EU長期格付けをAAプラスに引き下げ、予算交渉難航するリスク=S&P

[ブリュッセル 20日 ロイター] - 格付け会社スタンダード・アンド・プアーズ(S&P)は20日、欧州連合(EU)の長期格付けを「AAA」から「AAプラス」に引き下げた。加盟国間の団結力が低下し、今後のEUの予算交渉が難航するリスクを指摘した。
S&Pはここ数カ月、複数のEU加盟国の格付けを引き下げていた。
S&Pは声明で「現在28カ国となったEU加盟国の全般的な信頼性は低下したと見ている」とし、「EUの予算交渉での意見対立が増えており、一部加盟国のEUへの支持が弱まるリスクの高まりを示唆している」とした。
EU加盟国間の結束は弱体化し、一部加盟国が将来的にEU予算拠出を拒む可能性があると指摘。比例配分方式で割り当てられた予算を拠出し続けることに対する一部加盟国のコミットメントに対する懸念を示した。
S&Pは声明の別の部分で英国に言及。同国はこれまでEU予算を拠出しないとの方針を示唆したことは一度もないが、2017年にEU離脱の是非を問う国民投票を実施する。S&Pは同国民投票はEU内の金融安定を悪化させる恐れがあると指摘した。

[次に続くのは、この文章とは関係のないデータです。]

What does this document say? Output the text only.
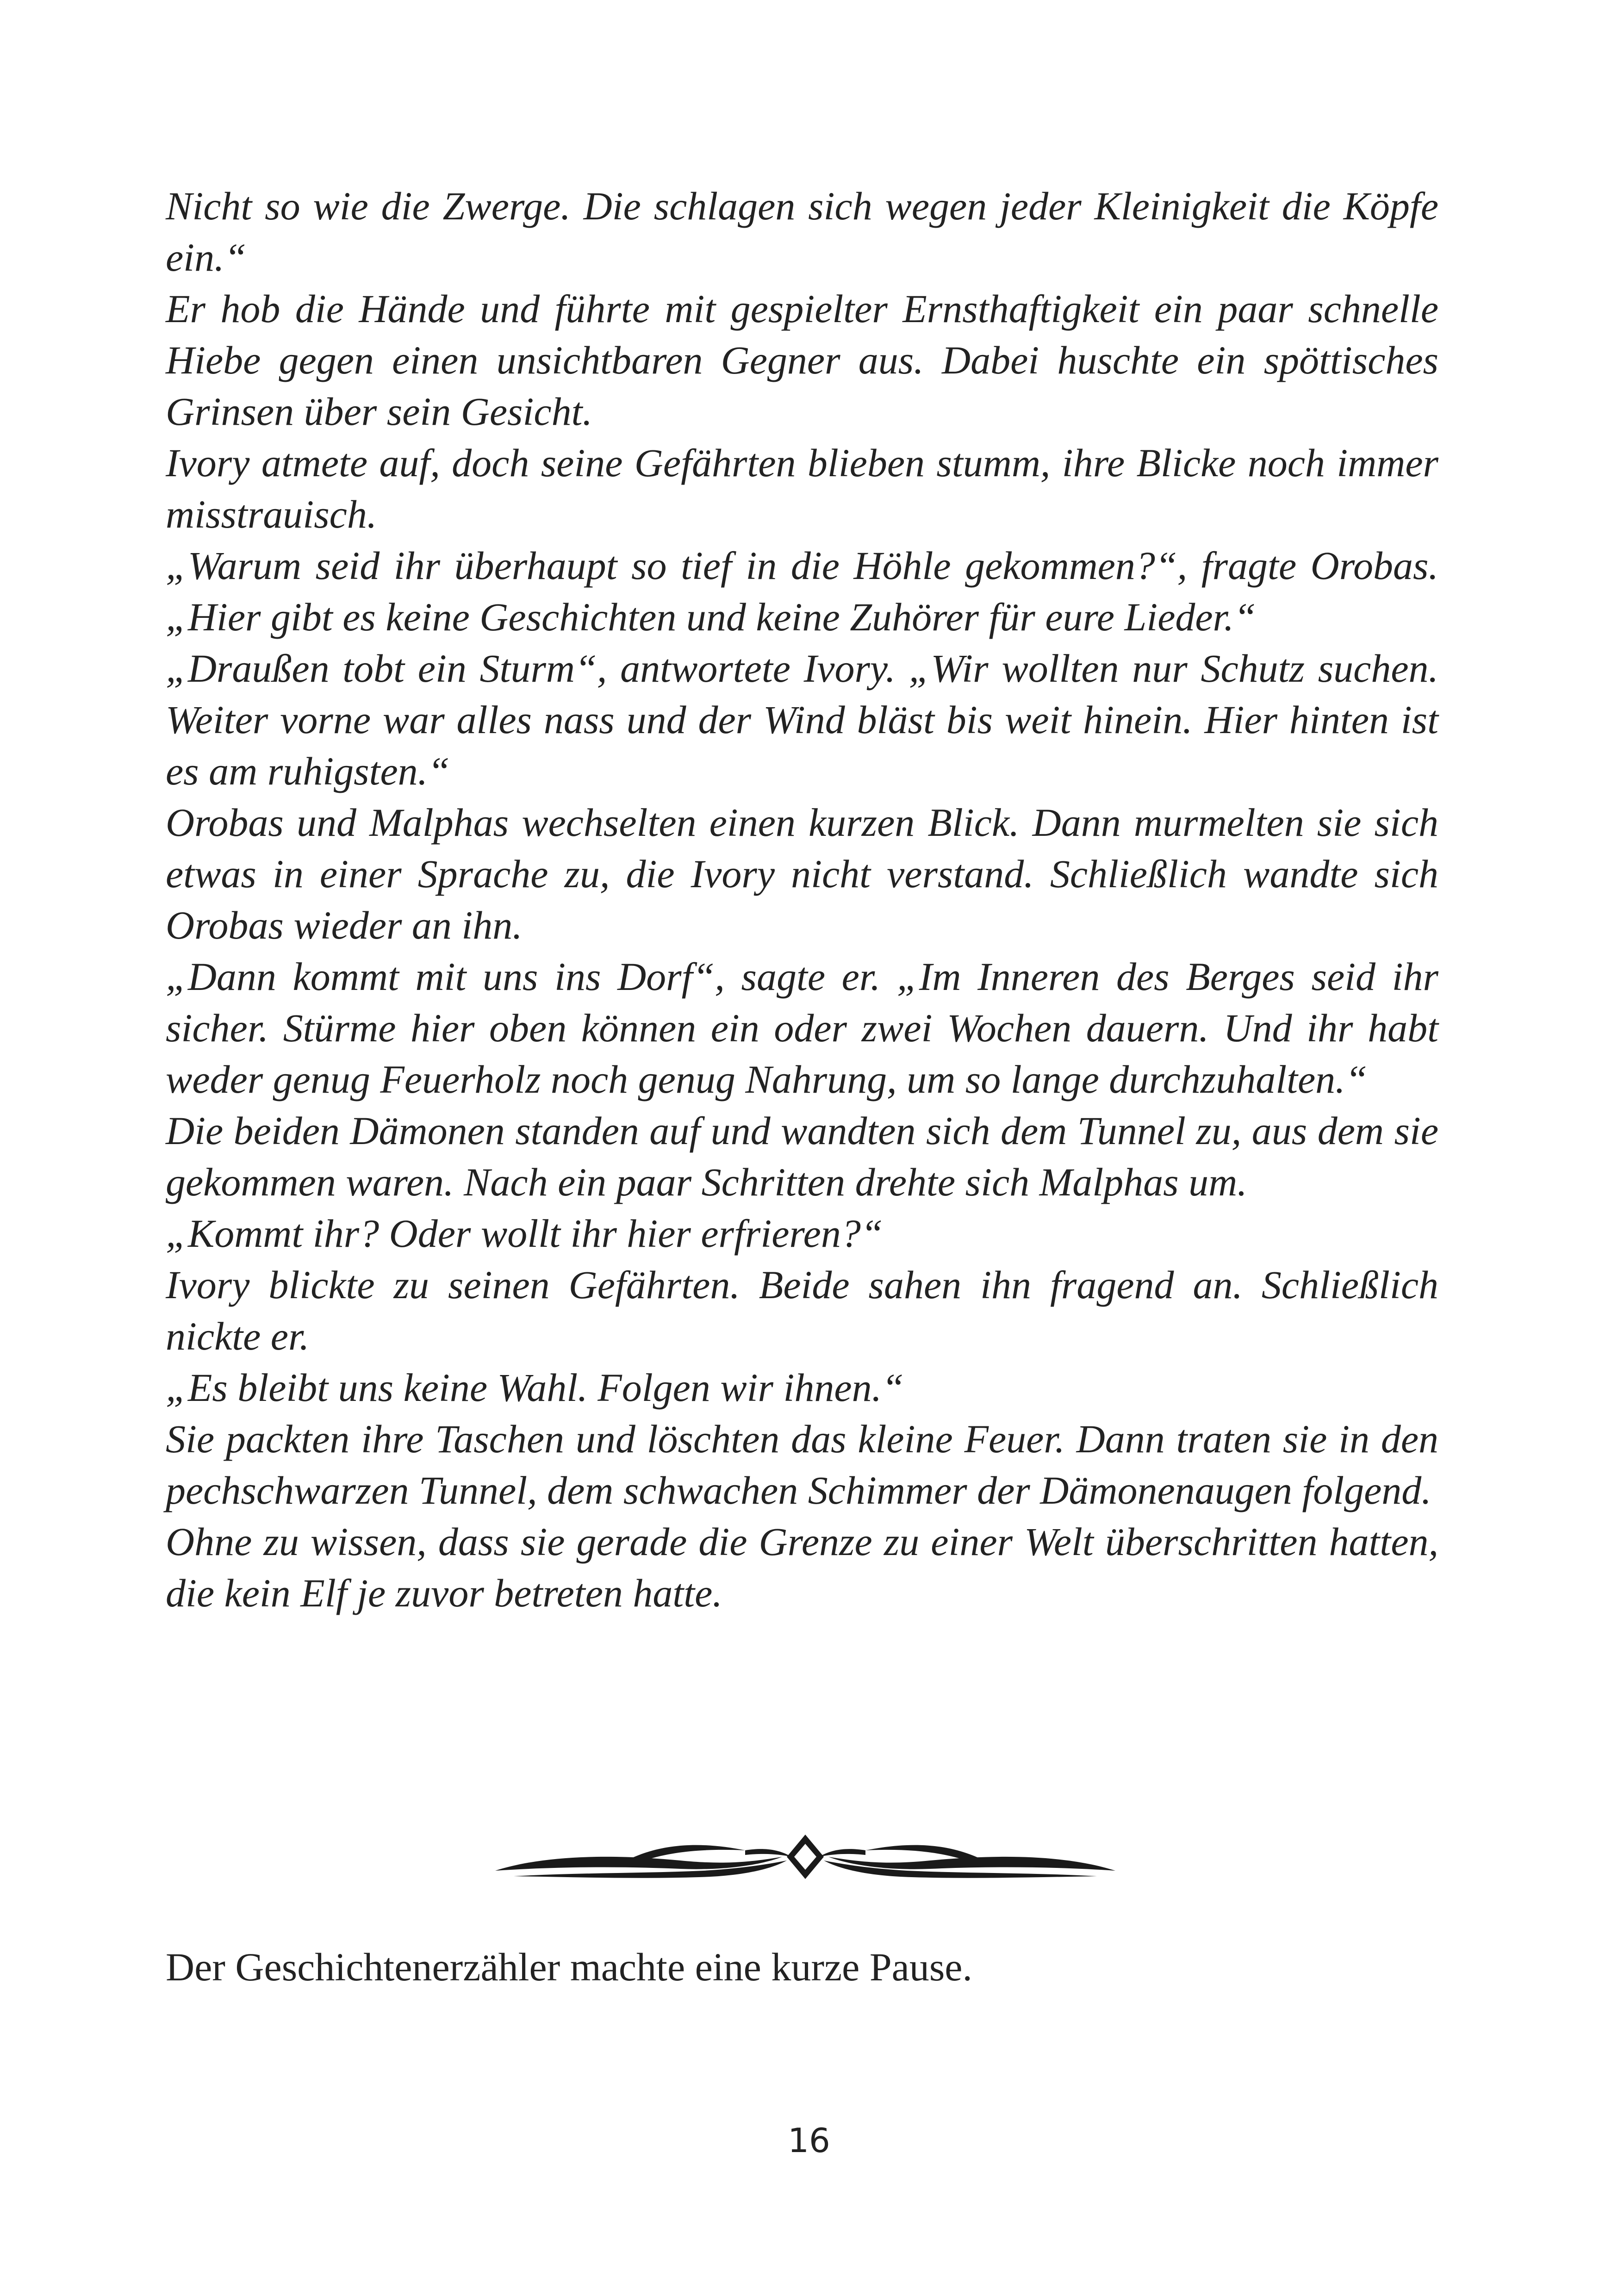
Nicht so wie die Zwerge. Die schlagen sich wegen jeder Kleinigkeit die Köpfe ein.“

Er hob die Hände und führte mit gespielter Ernsthaftigkeit ein paar schnelle Hiebe gegen einen unsichtbaren Gegner aus. Dabei huschte ein spöttisches Grinsen über sein Gesicht.

Ivory atmete auf, doch seine Gefährten blieben stumm, ihre Blicke noch immer misstrauisch.

„Warum seid ihr überhaupt so tief in die Höhle gekommen?“, fragte Orobas. „Hier gibt es keine Geschichten und keine Zuhörer für eure Lieder.“

„Draußen tobt ein Sturm“, antwortete Ivory. „Wir wollten nur Schutz suchen. Weiter vorne war alles nass und der Wind bläst bis weit hinein. Hier hinten ist es am ruhigsten.“

Orobas und Malphas wechselten einen kurzen Blick. Dann murmelten sie sich etwas in einer Sprache zu, die Ivory nicht verstand. Schließlich wandte sich Orobas wieder an ihn.

„Dann kommt mit uns ins Dorf“, sagte er. „Im Inneren des Berges seid ihr sicher. Stürme hier oben können ein oder zwei Wochen dauern. Und ihr habt weder genug Feuerholz noch genug Nahrung, um so lange durchzuhalten.“

Die beiden Dämonen standen auf und wandten sich dem Tunnel zu, aus dem sie gekommen waren. Nach ein paar Schritten drehte sich Malphas um.

„Kommt ihr? Oder wollt ihr hier erfrieren?“

Ivory blickte zu seinen Gefährten. Beide sahen ihn fragend an. Schließlich nickte er.

„Es bleibt uns keine Wahl. Folgen wir ihnen.“

Sie packten ihre Taschen und löschten das kleine Feuer. Dann traten sie in den pechschwarzen Tunnel, dem schwachen Schimmer der Dämonenaugen folgend.

Ohne zu wissen, dass sie gerade die Grenze zu einer Welt überschritten hatten, die kein Elf je zuvor betreten hatte.

Der Geschichtenerzähler machte eine kurze Pause.

16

その上で、「一部加盟国が比例配分方式での予算拠出に躊躇すれば、『AAA』格付けを維持している加盟国の共同の約束を達成する意思が試されることになる」とした。
S&Pは2012年1月以降、EUの格付け見通しを「ネガティブ」とするとともに、加盟国のフランス、イタリア、スペイン、マルタ、スロベニア、キプロス、オランダの格付けを引き下げた。

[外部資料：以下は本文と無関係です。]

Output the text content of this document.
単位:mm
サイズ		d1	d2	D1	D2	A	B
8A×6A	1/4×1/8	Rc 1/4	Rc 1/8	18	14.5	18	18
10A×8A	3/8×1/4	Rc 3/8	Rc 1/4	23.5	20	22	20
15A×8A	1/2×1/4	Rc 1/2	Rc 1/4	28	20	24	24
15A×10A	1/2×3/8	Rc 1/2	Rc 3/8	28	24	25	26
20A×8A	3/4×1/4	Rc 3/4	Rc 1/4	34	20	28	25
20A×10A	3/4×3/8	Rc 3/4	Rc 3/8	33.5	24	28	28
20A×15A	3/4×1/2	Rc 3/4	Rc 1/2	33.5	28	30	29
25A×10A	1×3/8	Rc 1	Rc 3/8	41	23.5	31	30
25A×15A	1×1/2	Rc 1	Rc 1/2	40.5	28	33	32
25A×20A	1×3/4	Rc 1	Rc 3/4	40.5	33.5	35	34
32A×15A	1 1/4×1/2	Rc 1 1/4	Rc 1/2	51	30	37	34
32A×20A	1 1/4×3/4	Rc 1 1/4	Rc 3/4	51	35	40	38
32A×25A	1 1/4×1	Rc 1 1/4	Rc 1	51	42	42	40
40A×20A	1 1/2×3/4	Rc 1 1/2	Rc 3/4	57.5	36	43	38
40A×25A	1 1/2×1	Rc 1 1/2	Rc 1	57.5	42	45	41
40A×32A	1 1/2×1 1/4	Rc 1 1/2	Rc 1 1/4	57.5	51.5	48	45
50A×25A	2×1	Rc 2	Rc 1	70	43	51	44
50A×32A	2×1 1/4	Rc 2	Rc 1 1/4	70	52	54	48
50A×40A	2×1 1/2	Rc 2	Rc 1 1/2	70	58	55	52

S&Pによると、先月のオランダ格下げで、EUに残るトリプルA格付け国は6カ国となっている。
ブリュッセルで開かれているEU首脳会議に出席しているベルギーのディルポ首相は記者団に対し、S&PによるEU格下げは「1つの見解に過ぎない」と述べた。
一方、イタリアのレッタ首相は、今回の決定は欧州の経済危機がいまだ収束していないことを示すもので、無視することはできないとの見方を示した。
欧州委員会のレーン副委員長(経済・通貨問題担当)は、すべてのEU加盟国は金融危機の最中にあっても割り当てられた予算を常に拠出していたと述べた。